I fatti di questi giorni riguardanti il possibile declassamento del rating di Generali ad opera della società Standard and Poor’s fanno rabbrividire per una serie di ragioni. La prima è la più ovvia: l’iniquità della decisione e della base di calcolo. Non si è mai visto che un’impresa, peraltro sana, che detiene nel proprio portafogli titoli del debito pubblico dello Stato Sovrano nel quale risiede venga per questo considerata a rischio. Il secondo motivo è legato all’obiettività dell’operazione. Se si dovesse valutare ogni compagnia di assicurazioni o intermediario finanziario del mondo sulla base del fatto che nei loro bilanci figurino titoli di Stato, soprattutto a lungo termine, dovrebbero tutti essere sottoposti a credit watch.

E allora qui la domanda è a doppio senso. Posto che possa essere corretto il processo di valutazione, perché solo Generali? Ma soprattutto, nel caso di specie, perché un giorno prima della presentazione alla comunità finanziaria internazionale di un bilancio positivo e di iniziative strategiche di crescita?

Il sospetto di manovre speculative e di interessi in conflitto, d’altronde più volte e in più sedi evidenziati a carico delle società di rating, è più che legittimo.

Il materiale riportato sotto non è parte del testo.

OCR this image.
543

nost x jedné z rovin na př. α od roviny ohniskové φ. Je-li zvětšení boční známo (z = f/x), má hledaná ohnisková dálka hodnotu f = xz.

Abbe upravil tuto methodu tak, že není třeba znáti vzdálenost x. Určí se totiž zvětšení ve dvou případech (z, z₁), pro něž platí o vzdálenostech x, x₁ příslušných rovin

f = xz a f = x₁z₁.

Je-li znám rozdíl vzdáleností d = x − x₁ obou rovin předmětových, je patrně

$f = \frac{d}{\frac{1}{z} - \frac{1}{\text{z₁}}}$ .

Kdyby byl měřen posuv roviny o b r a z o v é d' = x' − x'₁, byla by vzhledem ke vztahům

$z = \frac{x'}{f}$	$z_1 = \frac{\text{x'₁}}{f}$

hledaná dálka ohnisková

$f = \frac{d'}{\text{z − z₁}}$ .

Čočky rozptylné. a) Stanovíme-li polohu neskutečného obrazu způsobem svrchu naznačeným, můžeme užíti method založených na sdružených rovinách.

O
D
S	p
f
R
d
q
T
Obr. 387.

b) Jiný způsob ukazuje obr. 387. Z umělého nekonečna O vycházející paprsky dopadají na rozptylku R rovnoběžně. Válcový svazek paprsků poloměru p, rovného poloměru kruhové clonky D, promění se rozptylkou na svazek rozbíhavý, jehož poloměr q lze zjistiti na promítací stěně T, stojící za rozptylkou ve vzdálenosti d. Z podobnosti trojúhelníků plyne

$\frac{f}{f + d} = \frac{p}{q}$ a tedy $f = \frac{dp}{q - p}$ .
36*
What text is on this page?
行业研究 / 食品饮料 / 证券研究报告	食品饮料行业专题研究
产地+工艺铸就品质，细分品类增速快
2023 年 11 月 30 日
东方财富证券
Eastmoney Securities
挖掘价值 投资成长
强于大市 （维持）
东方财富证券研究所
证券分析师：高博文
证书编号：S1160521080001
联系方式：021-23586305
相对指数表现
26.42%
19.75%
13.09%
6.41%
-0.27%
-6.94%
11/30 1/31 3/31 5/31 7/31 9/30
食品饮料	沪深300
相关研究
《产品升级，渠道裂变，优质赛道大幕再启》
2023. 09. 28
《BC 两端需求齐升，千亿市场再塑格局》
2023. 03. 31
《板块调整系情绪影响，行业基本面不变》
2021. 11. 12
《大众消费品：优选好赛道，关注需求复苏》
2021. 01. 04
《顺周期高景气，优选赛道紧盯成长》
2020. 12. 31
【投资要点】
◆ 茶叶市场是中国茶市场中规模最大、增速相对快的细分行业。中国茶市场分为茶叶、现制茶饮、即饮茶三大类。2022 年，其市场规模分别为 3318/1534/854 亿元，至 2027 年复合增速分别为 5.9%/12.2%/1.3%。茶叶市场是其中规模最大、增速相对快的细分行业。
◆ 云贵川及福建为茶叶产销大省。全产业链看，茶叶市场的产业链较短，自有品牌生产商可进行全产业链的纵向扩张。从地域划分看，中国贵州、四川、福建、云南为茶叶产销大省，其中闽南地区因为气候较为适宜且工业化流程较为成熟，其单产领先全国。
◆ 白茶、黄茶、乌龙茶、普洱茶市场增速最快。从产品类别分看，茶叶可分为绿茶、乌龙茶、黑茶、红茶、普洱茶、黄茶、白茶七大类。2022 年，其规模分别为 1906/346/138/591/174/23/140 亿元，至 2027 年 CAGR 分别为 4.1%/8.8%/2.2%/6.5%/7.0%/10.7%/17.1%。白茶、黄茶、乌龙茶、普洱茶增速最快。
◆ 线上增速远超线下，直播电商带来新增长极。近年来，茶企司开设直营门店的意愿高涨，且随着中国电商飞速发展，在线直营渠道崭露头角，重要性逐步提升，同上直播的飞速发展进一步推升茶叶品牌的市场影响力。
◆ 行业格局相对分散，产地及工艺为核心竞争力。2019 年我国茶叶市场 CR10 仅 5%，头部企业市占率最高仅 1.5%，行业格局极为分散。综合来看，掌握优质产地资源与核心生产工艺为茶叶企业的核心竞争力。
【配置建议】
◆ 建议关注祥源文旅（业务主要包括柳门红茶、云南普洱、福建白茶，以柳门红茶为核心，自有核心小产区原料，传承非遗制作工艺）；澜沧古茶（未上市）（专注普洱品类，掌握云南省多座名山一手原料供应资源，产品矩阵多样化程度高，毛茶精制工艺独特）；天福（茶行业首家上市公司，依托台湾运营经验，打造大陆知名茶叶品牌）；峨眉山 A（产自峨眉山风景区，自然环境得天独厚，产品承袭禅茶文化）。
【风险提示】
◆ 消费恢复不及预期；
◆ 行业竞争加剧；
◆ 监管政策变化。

Non è dietrologia, ma preme a chi scrive sottolineare unicamente gli effetti (solo) negativi per il nostro Paese nel momento in cui il Governo sta lavorando ad una manovra delicatissima sui conti dello stato. Un vantaggio competitivo dato da Standard and Poor’s alla criminalità finanziaria, le cui imprese e gli esperti di finanza “deviata” non attendevano altro.

In momenti di crisi di liquidità e di investimenti è notorio che la mafia trova strade spianate per l’immissione sul mercato ufficiale di capitali di provenienza illecita: non concediamole il rating elevato. È auspicabile che finalmente gli organismi internazionali della politica e della finanza si facciano carico di avviare indagini decise ed approfondite sugli interessi che gravitano intorno alle società di rating.